Worldwide, one in 10 babies is born pre-term, or at less than 37 weeks’ gestation. Each year at the Women’s and Children’s Hospital we care for around 575 premature babies, with the average time spent in our neonatal nurseries being 21 days.
World Prematurity Day is a global movement to raise awareness of premature birth and the impact it can have on families.
The theme of the day is #lightitpurple with landmarks around the world, including in Adelaide, being lit up purple and people encouraged to wear purple to support the cause.
Children born prematurely may require ongoing support, which can be accessed across the Women’s and Children’s Health Network.

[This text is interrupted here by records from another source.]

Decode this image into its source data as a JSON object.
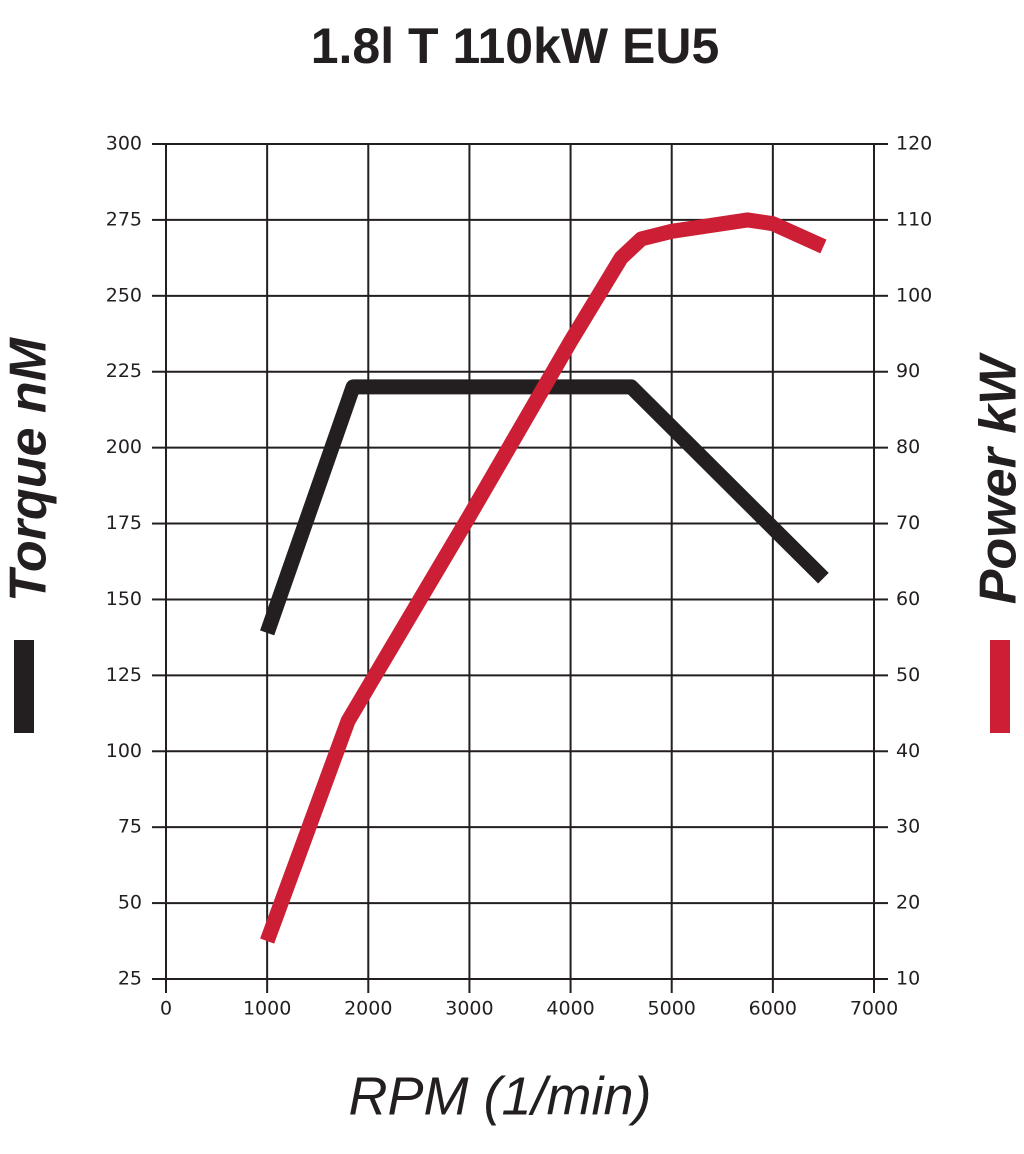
{
  "chart_data": {
    "type": "line",
    "title": "1.8l T 110kW EU5",
    "xlabel": "RPM (1/min)",
    "ylabel": "Torque nM",
    "y2label": "Power kW",
    "xlim": [
      0,
      7000
    ],
    "xticks": [
      0,
      1000,
      2000,
      3000,
      4000,
      5000,
      6000,
      7000
    ],
    "ylim": [
      25,
      300
    ],
    "yticks": [
      25,
      50,
      75,
      100,
      125,
      150,
      175,
      200,
      225,
      250,
      275,
      300
    ],
    "y2lim": [
      10,
      120
    ],
    "y2ticks": [
      10,
      20,
      30,
      40,
      50,
      60,
      70,
      80,
      90,
      100,
      110,
      120
    ],
    "grid": true,
    "series": [
      {
        "color": "#231f20",
        "x": [
          1000,
          1850,
          4600,
          6500
        ],
        "values": [
          139,
          220,
          220,
          157
        ]
      },
      {
        "color": "#cc1f36",
        "axis": "y2",
        "x": [
          1000,
          1800,
          3000,
          4000,
          4500,
          4700,
          5000,
          5750,
          6000,
          6500
        ],
        "values": [
          15,
          44,
          71,
          94,
          105,
          107.5,
          108.5,
          110,
          109.5,
          106.5
        ]
      }
    ]
  }
}
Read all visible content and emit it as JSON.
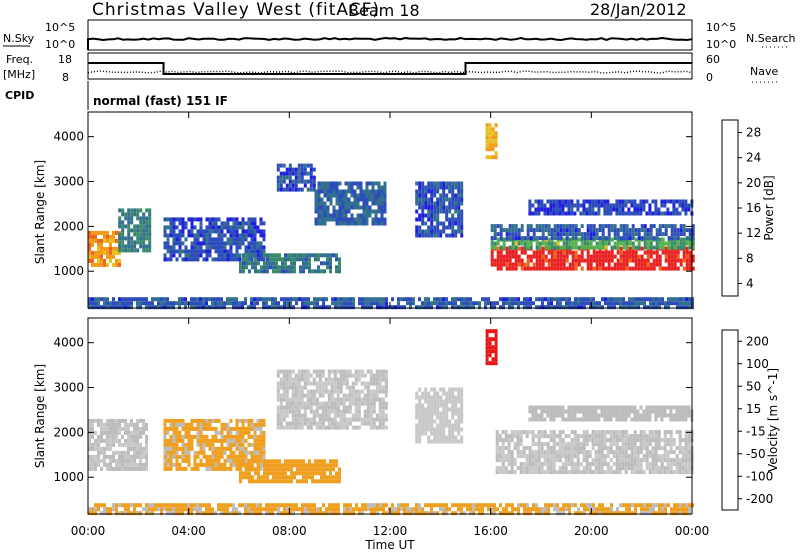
{
  "header": {
    "title": "Christmas Valley West (fitACF)",
    "beam": "Beam 18",
    "date": "28/Jan/2012"
  },
  "top_panels": {
    "noise_left_label": "N.Sky",
    "noise_right_label": "N.Search",
    "noise_ticks": [
      "10^5",
      "10^0"
    ],
    "freq_left_label": "Freq.",
    "freq_left_unit": "[MHz]",
    "freq_ticks": [
      "18",
      "8"
    ],
    "nave_label": "Nave",
    "nave_ticks": [
      "60",
      "0"
    ],
    "cpid_label": "CPID",
    "cpid_text": "normal (fast) 151 IF"
  },
  "colors": {
    "power_scale": [
      "#1f1fe0",
      "#2d4dbb",
      "#33708f",
      "#3a8a6a",
      "#56b04a",
      "#e6c21e",
      "#f39a18",
      "#f0641a",
      "#e82020"
    ],
    "velocity_scale": [
      "#1f2fd6",
      "#2e63a8",
      "#3c8a4a",
      "#6dc23a",
      "#c8c8c8",
      "#bcbcbc",
      "#f0a020",
      "#f07818",
      "#ef4a14",
      "#e81212"
    ]
  },
  "chart_data": [
    {
      "type": "heatmap",
      "panel": "power",
      "xlabel": "",
      "ylabel": "Slant Range [km]",
      "x_ticks": [
        "00:00",
        "04:00",
        "08:00",
        "12:00",
        "16:00",
        "20:00",
        "00:00"
      ],
      "y_ticks": [
        "1000",
        "2000",
        "3000",
        "4000"
      ],
      "xlim": [
        0,
        24
      ],
      "ylim": [
        180,
        4550
      ],
      "colorbar_label": "Power [dB]",
      "colorbar_ticks": [
        "28",
        "24",
        "20",
        "16",
        "12",
        "8",
        "4"
      ],
      "colorbar_range": [
        0,
        30
      ],
      "regions": [
        {
          "t": [
            0.0,
            1.2
          ],
          "r": [
            1150,
            1900
          ],
          "level": 22
        },
        {
          "t": [
            1.2,
            2.4
          ],
          "r": [
            1500,
            2400
          ],
          "level": 10
        },
        {
          "t": [
            3.0,
            7.0
          ],
          "r": [
            1300,
            2200
          ],
          "level": 5
        },
        {
          "t": [
            6.0,
            10.0
          ],
          "r": [
            1000,
            1400
          ],
          "level": 9
        },
        {
          "t": [
            7.5,
            9.0
          ],
          "r": [
            2800,
            3400
          ],
          "level": 5
        },
        {
          "t": [
            9.0,
            11.8
          ],
          "r": [
            2100,
            3000
          ],
          "level": 7
        },
        {
          "t": [
            13.0,
            14.8
          ],
          "r": [
            1800,
            3000
          ],
          "level": 5
        },
        {
          "t": [
            15.8,
            16.2
          ],
          "r": [
            3500,
            4300
          ],
          "level": 20
        },
        {
          "t": [
            16.0,
            24.0
          ],
          "r": [
            1100,
            1550
          ],
          "level": 29
        },
        {
          "t": [
            16.0,
            24.0
          ],
          "r": [
            1550,
            1750
          ],
          "level": 14
        },
        {
          "t": [
            16.0,
            24.0
          ],
          "r": [
            1750,
            2050
          ],
          "level": 6
        },
        {
          "t": [
            17.5,
            24.0
          ],
          "r": [
            2300,
            2600
          ],
          "level": 4
        },
        {
          "t": [
            0.0,
            24.0
          ],
          "r": [
            200,
            420
          ],
          "level": 6
        }
      ]
    },
    {
      "type": "heatmap",
      "panel": "velocity",
      "xlabel": "Time UT",
      "ylabel": "Slant Range [km]",
      "x_ticks": [
        "00:00",
        "04:00",
        "08:00",
        "12:00",
        "16:00",
        "20:00",
        "00:00"
      ],
      "y_ticks": [
        "1000",
        "2000",
        "3000",
        "4000"
      ],
      "xlim": [
        0,
        24
      ],
      "ylim": [
        180,
        4550
      ],
      "colorbar_label": "Velocity [m s^-1]",
      "colorbar_ticks": [
        "200",
        "100",
        "50",
        "15",
        "-15",
        "-50",
        "-100",
        "-200"
      ],
      "colorbar_range": [
        -250,
        250
      ],
      "regions": [
        {
          "t": [
            0.0,
            2.3
          ],
          "r": [
            1200,
            2300
          ],
          "v": 0
        },
        {
          "t": [
            3.0,
            7.0
          ],
          "r": [
            1200,
            2300
          ],
          "v": -60
        },
        {
          "t": [
            6.0,
            10.0
          ],
          "r": [
            900,
            1400
          ],
          "v": -70
        },
        {
          "t": [
            7.5,
            11.8
          ],
          "r": [
            2100,
            3400
          ],
          "v": 0
        },
        {
          "t": [
            13.0,
            14.8
          ],
          "r": [
            1800,
            3000
          ],
          "v": 30
        },
        {
          "t": [
            15.8,
            16.2
          ],
          "r": [
            3500,
            4300
          ],
          "v": -220
        },
        {
          "t": [
            16.2,
            24.0
          ],
          "r": [
            1100,
            2050
          ],
          "v": 0
        },
        {
          "t": [
            17.5,
            24.0
          ],
          "r": [
            2300,
            2600
          ],
          "v": -20
        },
        {
          "t": [
            0.0,
            24.0
          ],
          "r": [
            200,
            420
          ],
          "v": -60
        }
      ]
    }
  ]
}
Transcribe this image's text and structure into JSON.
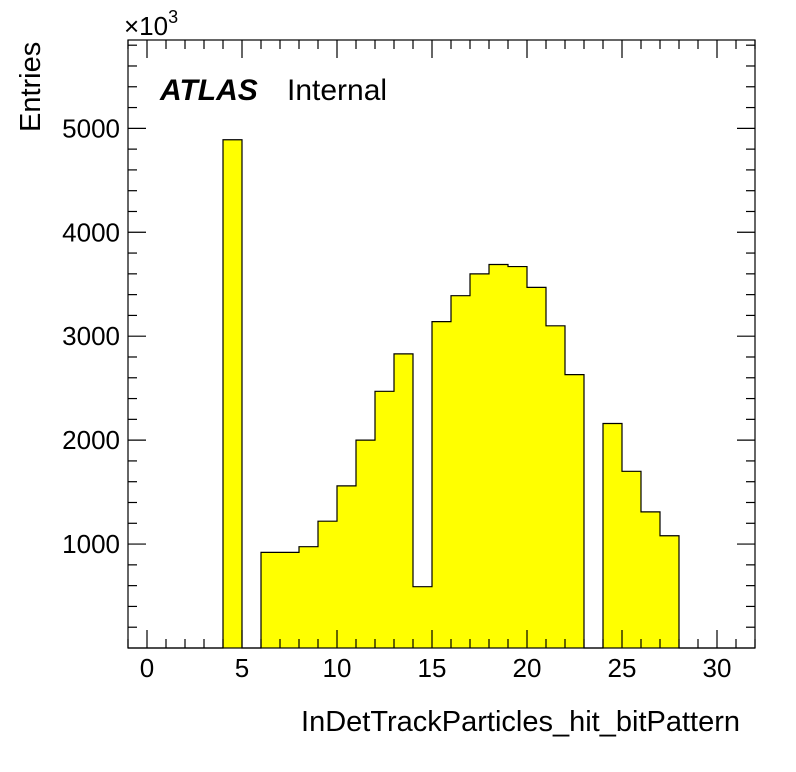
{
  "chart_data": {
    "type": "bar",
    "style": "histogram",
    "xlabel": "InDetTrackParticles_hit_bitPattern",
    "ylabel": "Entries",
    "y_multiplier_label": "×10",
    "y_multiplier_exponent": "3",
    "xlim": [
      -1,
      32
    ],
    "ylim": [
      0,
      5850
    ],
    "x_ticks": [
      0,
      5,
      10,
      15,
      20,
      25,
      30
    ],
    "y_ticks": [
      1000,
      2000,
      3000,
      4000,
      5000
    ],
    "bin_width": 1,
    "bin_edges_start": -1,
    "values": [
      0,
      0,
      0,
      0,
      0,
      4890,
      0,
      920,
      920,
      975,
      1220,
      1560,
      2000,
      2470,
      2830,
      590,
      3140,
      3390,
      3600,
      3690,
      3670,
      3470,
      3100,
      2630,
      0,
      2160,
      1700,
      1310,
      1080,
      0,
      0,
      0,
      0
    ],
    "fill_color": "#ffff00",
    "line_color": "#000000",
    "grid": false,
    "legend": "none",
    "annotation": {
      "bold": "ATLAS",
      "text": "Internal",
      "position": "top-left"
    }
  }
}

Learn more about the care for premature babies provided at the Women’s and Children’s Hospital at www.wch.sa.gov.au/premature.
What is kangaroo care and what are the benefits?
Kangaroo care, otherwise known as skin-to-skin care, is a way that parents can hold their baby directly against their bare skin. It encourages bonding with your baby and helps support their emotional and physical development. Both a mother and their partner – as well as the baby – can benefit from kangaroo care.
Benefits to baby:
- maintains baby’s body temperature
- regulates baby’s heart and breathing rates
- encourages baby to spend more time in a deep sleep
- increases baby’s weight gain
- improves oxygen saturation levels
- can improve breast milk production and increases the chances of successful breastfeeding
- longer periods of alertness
- helps promote frequent breastfeeding.
Benefits to parents:
- can build confidence
- increases your bond with baby and can ease feeling of separation
- can improve breast milk production and increases the chances of successful breastfeeding.